The VDT generally has a high frequency crystal oscillator for establishing system timing. This frequency is referred to as the "dot clock" frequency. VDTs having the capability of providing two different display formats include an additional crystal oscillator for generating a different dot clock frequency and a switching arrangement for changing the dot clock frequency by switching between the two oscillators.
Most VDTs are microprocessor driven and include apparatus for deriving the clock signal for the microprocessor by dividing the dot clock frequency. The microprocessor in turn operates on a controller for generating the required cathode ray tube deflection and video signals. The VDT includes a program display memory, often referred to as a screen memory, that "keeps track of" what is on, or is to be put on, the screen. The microprocessor provides the desired information which is stored in the screen memory and the CRT controller accesses the screen memory and controls the character generator to provide the information for the CRT. Difficulties may be experienced with microprocessor stability when switching between the two different dot clock frequencies. Also, the cost of the two or more crystal oscillators and appropriate switching circuits can be quite high.

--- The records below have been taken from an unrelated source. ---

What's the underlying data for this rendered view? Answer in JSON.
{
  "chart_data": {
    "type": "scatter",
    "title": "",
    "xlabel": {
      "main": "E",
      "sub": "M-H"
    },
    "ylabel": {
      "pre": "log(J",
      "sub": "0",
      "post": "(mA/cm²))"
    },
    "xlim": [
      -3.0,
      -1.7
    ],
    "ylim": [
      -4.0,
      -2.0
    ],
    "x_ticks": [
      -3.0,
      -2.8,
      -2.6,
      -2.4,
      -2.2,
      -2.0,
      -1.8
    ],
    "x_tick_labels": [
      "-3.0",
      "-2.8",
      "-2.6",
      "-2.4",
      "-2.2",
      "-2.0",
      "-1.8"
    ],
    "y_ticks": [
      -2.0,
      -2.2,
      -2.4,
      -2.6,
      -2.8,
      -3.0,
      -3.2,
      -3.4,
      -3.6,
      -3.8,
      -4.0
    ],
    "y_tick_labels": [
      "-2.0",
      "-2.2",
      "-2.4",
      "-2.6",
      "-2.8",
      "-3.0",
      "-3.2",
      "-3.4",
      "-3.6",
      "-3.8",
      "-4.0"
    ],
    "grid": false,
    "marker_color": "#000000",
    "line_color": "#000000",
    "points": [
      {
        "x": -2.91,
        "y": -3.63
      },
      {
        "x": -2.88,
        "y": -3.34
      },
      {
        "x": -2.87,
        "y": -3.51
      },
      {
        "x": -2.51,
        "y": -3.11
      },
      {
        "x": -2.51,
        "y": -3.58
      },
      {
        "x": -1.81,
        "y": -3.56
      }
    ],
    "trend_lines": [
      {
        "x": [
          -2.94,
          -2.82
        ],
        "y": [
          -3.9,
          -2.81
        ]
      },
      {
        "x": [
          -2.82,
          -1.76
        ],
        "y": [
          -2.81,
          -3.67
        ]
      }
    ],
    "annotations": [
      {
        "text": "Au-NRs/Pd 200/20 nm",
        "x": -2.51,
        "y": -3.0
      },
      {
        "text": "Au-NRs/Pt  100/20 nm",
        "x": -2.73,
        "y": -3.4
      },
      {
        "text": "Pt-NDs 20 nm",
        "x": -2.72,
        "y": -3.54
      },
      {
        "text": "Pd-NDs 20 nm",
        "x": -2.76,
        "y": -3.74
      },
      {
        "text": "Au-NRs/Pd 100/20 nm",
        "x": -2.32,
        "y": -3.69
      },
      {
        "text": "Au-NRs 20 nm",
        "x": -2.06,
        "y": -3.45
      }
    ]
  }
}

For example, in lower cost terminals, the clock frequency for the microprocessor is derived from the dot clock frequency. With certain microprocessors such as the 6502, the 6800, and the 6809 it is possible to have the microprocessor access the screen memory to add or delete characters during one phase of the microprocessor clock and have the controller access the memory for screen display during the other phase. This allows screen memory access without memory contention between the microprocessor and the controller, a desirable condition since memory contention leads to undesired flashes and streaks across the screen. The microprocessor must therefore operate at the character clock frequency and the microprocessor clock must change as the character clock changes. Providing a simple logic switch between two unrelated frequencies may occasionally lead to misoperation of the microprocessor and could even lead to a complete failure of the system. A solution to this problem of switching between the two frequencies would entail additional logic to only switch when the phase relationship was such that the microprocessor would not receive too short, or too long, a clock pulse to prevent misoperation. The addition of these parts plus a crystal oscillator is quite expensive. There is therefore a need in the art for a low cost, multi frequency dot clock generator for a VDT.